IT’S A KIND OF MAGIC 44 – FOR GUITARISTS ONLY – FRANCESCO SPINACINO –

Sto insegnando a molti giovini un classico brano degli anni ’60, Cantaloupe Island.

Scritto da Herbie Hancock, tratto dal suo album “Empyrean Isles” (bellissimissimissimo) del 1964, deve la sua fama perchè mescola andamento funk ad armonie modali, un tema semplice, la possibilità di improvvisare modulando – ma solo due o tre volte, a seconda del pensiero dell’esecutore -… insomma semplice e complessa, adatta ai bastinchi come ai neofiti (bastinco è un neologismo ipotizzato negli ambienti della mia infanzia, credo misto tra bastardo e stinco di maiale, adatto all’uopo).

Il dover reinsegnare il brano mi ha spinto (naturalmente) a riascoltarlo con attenzione, e riflettevo su due aspetti per nulla secondari.

1) Cantaloupe Island potrebbe essere considerata come una versione del blues moderna (diciamo del 1964!), interpretazione di Hancock dei classici a 12 battute; è vero che qui le battute sono 16, però il tema è costruito con tre frasi da 4 battute ognuna, le prime due uguali e la terza a risolvere (esattamente come che so, Sweet Home Chicago:

“Come on, babe don’t you want to go/Come on, babe don’t you want to go/Back to the same old place, sweet home chicago”).

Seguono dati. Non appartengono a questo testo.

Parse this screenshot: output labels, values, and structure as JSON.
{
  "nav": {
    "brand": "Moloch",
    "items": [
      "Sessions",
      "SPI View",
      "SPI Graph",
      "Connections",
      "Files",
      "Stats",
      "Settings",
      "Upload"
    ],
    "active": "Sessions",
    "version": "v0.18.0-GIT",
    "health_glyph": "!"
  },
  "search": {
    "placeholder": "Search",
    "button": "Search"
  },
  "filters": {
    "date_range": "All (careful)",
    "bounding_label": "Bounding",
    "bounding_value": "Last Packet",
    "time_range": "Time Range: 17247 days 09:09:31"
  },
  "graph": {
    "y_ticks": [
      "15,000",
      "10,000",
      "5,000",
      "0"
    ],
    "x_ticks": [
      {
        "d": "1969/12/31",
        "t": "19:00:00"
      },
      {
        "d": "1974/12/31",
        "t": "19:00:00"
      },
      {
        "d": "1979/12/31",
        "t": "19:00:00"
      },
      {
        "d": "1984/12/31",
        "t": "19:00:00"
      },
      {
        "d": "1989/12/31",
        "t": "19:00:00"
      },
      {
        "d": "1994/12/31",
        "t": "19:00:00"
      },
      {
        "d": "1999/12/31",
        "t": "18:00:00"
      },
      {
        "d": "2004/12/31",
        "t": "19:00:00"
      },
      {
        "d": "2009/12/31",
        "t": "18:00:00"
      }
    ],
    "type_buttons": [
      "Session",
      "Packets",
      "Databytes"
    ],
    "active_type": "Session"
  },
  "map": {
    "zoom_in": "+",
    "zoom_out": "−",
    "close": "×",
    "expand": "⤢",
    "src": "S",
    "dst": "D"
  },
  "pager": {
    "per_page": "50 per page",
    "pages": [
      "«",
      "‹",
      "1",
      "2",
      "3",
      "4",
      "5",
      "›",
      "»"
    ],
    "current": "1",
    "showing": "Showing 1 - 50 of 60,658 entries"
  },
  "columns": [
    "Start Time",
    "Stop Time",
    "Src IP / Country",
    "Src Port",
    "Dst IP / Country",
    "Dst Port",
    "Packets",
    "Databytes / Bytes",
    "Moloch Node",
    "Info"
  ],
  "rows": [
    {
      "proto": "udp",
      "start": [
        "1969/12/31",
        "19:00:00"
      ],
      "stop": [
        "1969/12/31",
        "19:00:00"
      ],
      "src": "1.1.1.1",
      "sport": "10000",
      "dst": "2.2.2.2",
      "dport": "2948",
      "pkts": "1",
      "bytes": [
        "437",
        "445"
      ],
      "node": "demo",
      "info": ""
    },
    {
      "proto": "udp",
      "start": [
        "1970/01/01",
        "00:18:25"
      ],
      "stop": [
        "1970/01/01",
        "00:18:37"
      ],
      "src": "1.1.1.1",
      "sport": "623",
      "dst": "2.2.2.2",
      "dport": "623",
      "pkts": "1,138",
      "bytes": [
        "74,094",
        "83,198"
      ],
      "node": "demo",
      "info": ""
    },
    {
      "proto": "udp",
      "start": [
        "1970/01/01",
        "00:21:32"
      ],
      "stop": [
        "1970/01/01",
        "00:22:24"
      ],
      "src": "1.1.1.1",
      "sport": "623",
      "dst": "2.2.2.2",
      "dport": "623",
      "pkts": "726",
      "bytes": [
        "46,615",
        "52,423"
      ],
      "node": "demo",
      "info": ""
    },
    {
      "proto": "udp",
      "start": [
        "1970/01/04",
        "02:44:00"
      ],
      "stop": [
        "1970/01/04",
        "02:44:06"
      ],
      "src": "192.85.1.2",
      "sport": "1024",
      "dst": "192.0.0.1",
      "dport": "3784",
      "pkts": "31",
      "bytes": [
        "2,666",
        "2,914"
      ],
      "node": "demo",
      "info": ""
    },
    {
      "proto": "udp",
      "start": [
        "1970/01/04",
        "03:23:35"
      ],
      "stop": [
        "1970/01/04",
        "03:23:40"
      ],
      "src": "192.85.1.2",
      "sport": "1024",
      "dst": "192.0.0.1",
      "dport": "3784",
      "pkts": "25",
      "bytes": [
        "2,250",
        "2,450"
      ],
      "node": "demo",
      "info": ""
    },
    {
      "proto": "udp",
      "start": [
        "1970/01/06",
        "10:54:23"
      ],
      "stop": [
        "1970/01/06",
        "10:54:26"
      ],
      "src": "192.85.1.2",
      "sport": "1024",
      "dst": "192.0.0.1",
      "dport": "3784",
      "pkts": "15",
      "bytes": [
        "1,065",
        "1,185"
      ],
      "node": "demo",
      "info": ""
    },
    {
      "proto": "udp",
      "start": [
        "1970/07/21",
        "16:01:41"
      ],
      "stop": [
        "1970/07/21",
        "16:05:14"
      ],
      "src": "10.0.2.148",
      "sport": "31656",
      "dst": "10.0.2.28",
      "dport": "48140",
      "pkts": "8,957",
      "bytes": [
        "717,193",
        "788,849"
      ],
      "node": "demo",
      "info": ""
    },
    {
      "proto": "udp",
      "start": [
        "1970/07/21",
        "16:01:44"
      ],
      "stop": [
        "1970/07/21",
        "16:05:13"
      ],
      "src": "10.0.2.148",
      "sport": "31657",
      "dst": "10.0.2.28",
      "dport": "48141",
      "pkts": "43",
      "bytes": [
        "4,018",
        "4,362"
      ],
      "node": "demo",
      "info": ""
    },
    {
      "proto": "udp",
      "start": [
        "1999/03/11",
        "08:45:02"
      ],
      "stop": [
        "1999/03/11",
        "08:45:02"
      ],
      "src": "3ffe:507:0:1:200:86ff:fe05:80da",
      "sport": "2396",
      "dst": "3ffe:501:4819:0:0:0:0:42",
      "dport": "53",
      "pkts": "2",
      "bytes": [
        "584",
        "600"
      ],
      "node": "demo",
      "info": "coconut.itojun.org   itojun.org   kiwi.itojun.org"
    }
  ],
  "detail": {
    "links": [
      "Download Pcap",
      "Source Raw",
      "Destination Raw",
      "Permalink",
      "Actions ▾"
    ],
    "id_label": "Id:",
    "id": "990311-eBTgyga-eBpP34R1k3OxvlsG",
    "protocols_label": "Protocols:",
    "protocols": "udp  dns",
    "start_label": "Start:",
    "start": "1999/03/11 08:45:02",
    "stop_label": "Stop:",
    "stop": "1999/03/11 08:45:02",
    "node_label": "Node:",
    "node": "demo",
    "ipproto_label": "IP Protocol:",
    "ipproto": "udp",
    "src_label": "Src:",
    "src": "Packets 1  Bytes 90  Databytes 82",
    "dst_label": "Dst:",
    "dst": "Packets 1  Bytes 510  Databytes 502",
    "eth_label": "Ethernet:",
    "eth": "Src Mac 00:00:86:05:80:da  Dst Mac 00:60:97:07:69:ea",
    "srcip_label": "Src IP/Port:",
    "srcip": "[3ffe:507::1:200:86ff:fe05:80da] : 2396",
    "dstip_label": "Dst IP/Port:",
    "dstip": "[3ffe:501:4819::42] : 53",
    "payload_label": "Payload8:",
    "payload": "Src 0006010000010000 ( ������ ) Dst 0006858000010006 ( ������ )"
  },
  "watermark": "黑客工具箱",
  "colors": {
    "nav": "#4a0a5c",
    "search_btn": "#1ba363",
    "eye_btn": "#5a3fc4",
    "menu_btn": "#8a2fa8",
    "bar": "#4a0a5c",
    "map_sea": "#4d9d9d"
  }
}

2) la questione più intrigante è però Freddie Hubbard, che nel 1964 aveva 26 anni; intanto fate attenzione alle nuance ritmiche del solo, praticamente impossibili da scrivere; fate attenzione a che sull’accordo di Db7(#4)  non suona mai l a (#4) ma spesso la 4 giusta. A parte questo, e gli accordi, che analizzeremo nella puntata numero due, la questione meravigliosa, così bella che ci si potrebbe scrivere un libro è:

la melodia quando l’armonia si sposta sul Db7 (seconda frase del tema, ripetizione della prima) dovrebbe implicare il do bemolle – e in effetti su quasi tutti gli spartiti è indicato do bemolle –

Freddie Hubbard suona invece di nuovo do naturale, sovrapponendo alla settima minore la settima maggiore, cioè uno dei più classici e clamorosi errori che si possano perpetrare!

Ora, le ipotesi sono:

– era ubriaco o fatto e non si è accorto che c’era Db7

– voleva fare uno scherzo a Herbie Hancock

– tra fare la notina giusta e invece mantenere la stessa frase, realizzando una audace sovrapposizione politonale, ha scelto questa seconda ipotesi

– suonava in sostanza a orecchio e gli sembrava meglio

– Hancock l’aveva già scritta lui così perchè è un satanasso

Non riesco a decidermi. Mi piacciono tutte, e mi divertono assai, perchè ognuna implica una visione della vita straordinaria, una sorta di divisione manichea tra esploratori vs stanziali, intelligenza vs conservazione, sinistra vs destra, innovazione vs tradizione ecc

La questione più raccapricciante è però questa: ma com’è che poi, dopo, quelli che scrivono il tema correggono la nota? Adoro la musica proprio perchè una sola notina diventa non una questione di puntiglio, ma ti può dire molto di molte cose e attitudini.

Voi se suonate do naturale magare ditelo nell’introduzione al brano: vorrei dedicare questa canzone alla mia mamma, e premetto che suono il do naturale nella sesta battuta perchè Freddie Hubbard nella versione originale del 1964 faceva così anche se nel Real Book c’è scritto do bemolle quindi cari jazzisti in erba non sfracellatemi    le balle.

Analizziamo ora l’assolo,  il primo chorus di tromba di Freddie Hubbard.

Due accortezze: ritmicamente è assai difficlie riportare tutte le nuances di Fredide, perciò l’ascolto è indispensabile.

Secondo: i boppers avevano teorizzato una scala, detta bebop, che nella versione dominante (7) ha le seguenti note:

T 2 3 4 5  b7 7 8

ad esempio in Sol7

sol la si do re mi fa fa# sol

Per svariati motivi è molto importante, ma ve li spiego un’altra volta; però è bello notare che Freddie Hubbard usa proprio questa scala sul Db7: un vero figo.